Cisco® CallManager runs on a Windows2000 server. An important administrative task for server management is antivirus software. Enterprise tools such as ePolicy Orchestrator from McAfee have been developed to ensure antivirus software is effective across an entire enterprise. These tools can inventory, audit, and bring into compliance machines across an enterprise. Cisco Systems® has supported McAfee antivirus software running co-resident on Cisco CallManager for some time. Cisco now supports McAfee ePolicy Orchestrator agent running on Cisco CallManager servers.
This document outlines the procedures to configure McAfee ePolicy Orchestrator (ePO) 3.5 and McAfee 8.0i on a Cisco CallManager Media Convergence Server (MCS). This document assumes ePO agent and McAfee are installed on the Cisco CallManager server and that ePolicy Orchestrator is installed on a separate machine.
The high-level steps for setting up the ePO server and workstation policies for the Cisco CallManager servers follow:
1. Disable ScriptScan.
2. Disable Trace File Scanning.
3. Disable Scanning for Windows Protected Files.
4. Disable Heuristics Scanning.
The high-level steps for scheduling a reoccurring scan of a Cisco CallManager server follow:
1. Disable Inheriting of policies.
2. Set the scan to run during off-peak hours.
3. Exclude Trace File Scanning.
4. Exclude scanning of Windows Protected Files.
5. Disable Heuristics Scanning and set the maximum system usage to 10 percent.
If these steps are not followed correctly, system performance and call-processing capabilities could be impacted.
EPO CONFIGURATION
The following steps modify the policy configuration with ePO (Figure 1).
1. Open ePO and log in.
2. Expand Directory, Lost&Found, and the Server Group.
3. Select the Cisco CallManager server.
4. In the right window pane, select the Policies tab and Expand the VirusScan Enterprise 8.0 Policy group.
Figure 1. ePolicy Orchestrator 3.5
5. Select On-Access General Policies. The window pane shown in Figure 2 will refresh with Configuration Options.
6. In the Settings for: drop-down menu, select Server.
7. Select the Script Scan tab from the Configuration Choices menu.
8. In the Script Scan tab, uncheck Inherit and then uncheck the Enable ScriptScan check box.
Figure 2. VirusScan Enterprise 8.0 Server Settings
9. Repeat this process for the Workstation selection in the Settings for: drop-down menu.
10. Next, Click on On-Access Default Processes Policies.
11. Select Server in the Settings for: drop-down menu.
12. Click on the Detection tab.
13. Uncheck the Inherit check box and click on the Exclusions button.
Figure 3. Default Detection Properties
14. The files and folders shown in Figure 4 should be excluded from On-Access scanning.
Figure 4. Scan Exclude List
15. To add the files and folders, Click the Add button and type the text shown in Figure 5, clicking OK after each addition. Also exclude all Windows protected files as in Figure 6. Be sure to check the Exclude Subfolders check box.
Figure 5. Trace Files Exclusion
Figure 6. Windows Protected Files Exclusion
16. Next click the Advanced tab.
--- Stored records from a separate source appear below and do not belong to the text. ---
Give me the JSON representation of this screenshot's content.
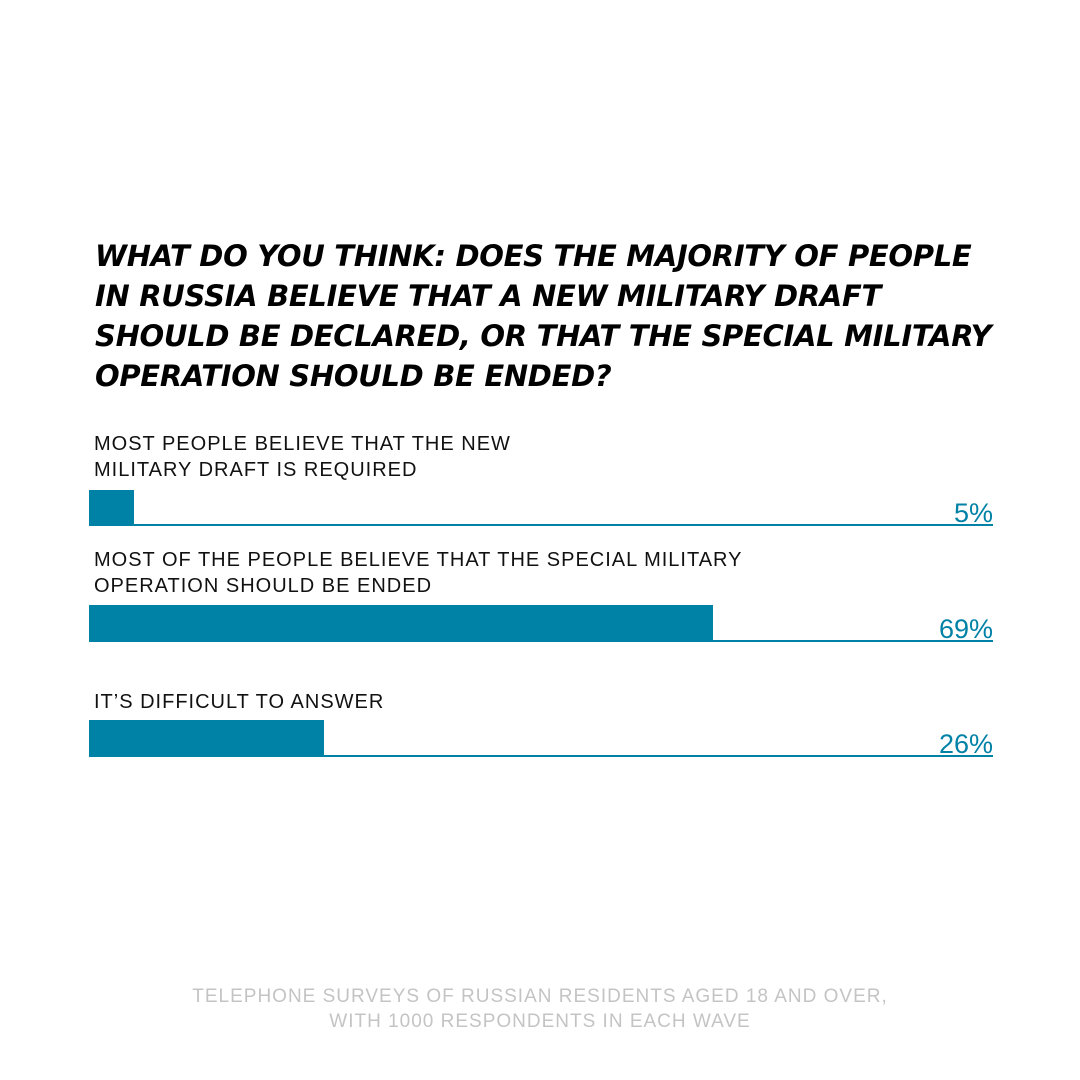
{
  "chart_data": {
    "type": "bar",
    "orientation": "horizontal",
    "title": "WHAT DO YOU THINK: DOES THE MAJORITY OF PEOPLE IN RUSSIA BELIEVE THAT A NEW MILITARY DRAFT SHOULD BE DECLARED, OR THAT THE SPECIAL MILITARY OPERATION SHOULD BE ENDED?",
    "categories": [
      "MOST PEOPLE BELIEVE THAT THE NEW\nMILITARY DRAFT IS REQUIRED",
      "MOST OF THE PEOPLE BELIEVE THAT THE SPECIAL MILITARY\nOPERATION SHOULD BE ENDED",
      "IT’S DIFFICULT TO ANSWER"
    ],
    "values": [
      5,
      69,
      26
    ],
    "value_labels": [
      "5%",
      "69%",
      "26%"
    ],
    "xlim": [
      0,
      100
    ],
    "grid": false,
    "bar_color": "#0081a6"
  },
  "footnote": "TELEPHONE SURVEYS OF RUSSIAN RESIDENTS AGED 18 AND OVER,\nWITH 1000 RESPONDENTS IN EACH WAVE"
}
Uncheck Inherit and any boxes that are checked so it looks like the window shown in Figure 7.
Figure 7. Advanced Tab
17. Click Apply to write the changes.
18. Repeat steps 13-18 for the Workstation selection in the Settings for: drop-down menu.
SYSTEM SCAN CONFIGURATION
The following steps are used if a system scan will be scheduled in ePO:
1. Select the Cisco CallManager server in the left pane, and then select the Tasks tab in the right window pane.
2. Right click in the Task pane and choose Schedule Task...
3. Name the scan task and choose VirusScan Enterprise 8.0 On-Demand Scan from the selections (Figure 8) and Click OK.
Figure 8. Scheduling System Scans
4. Uncheck the Inherit check box and check the Enable check box to enable this task (Figure 9).
Figure 9. Schedule Settings
5. Click on the Schedule tab.
6. Uncheck the Inherit check box. Set the scan to run at off-peak hours so it does not negatively impact Cisco CallManager performance (Figure 10).
Figure 10. Scan Schedule
7. Click Apply.
8. Click on the Task tab again and select Settings.
9. Next, click on the Detection tab and uncheck Inherit.
10. Click on the Exclusions button and set the Exclusions outlined in step 16.
11. Click on the Advanced tab.
12. Figure 11 shows the default settings.
Figure 11. Default Settings
13. Change the Default setting to appear as Figure 12. and click OK.
Figure 12. Scheduled Scan Default Settings
14. Click Apply, and then OK to save the changes to the task.
Figure 13 is a screenshot of the processes loaded on the Cisco CallManager server when using ePO agent and McAfee Antivirus. Seven new processes are added to the Cisco CallManager server.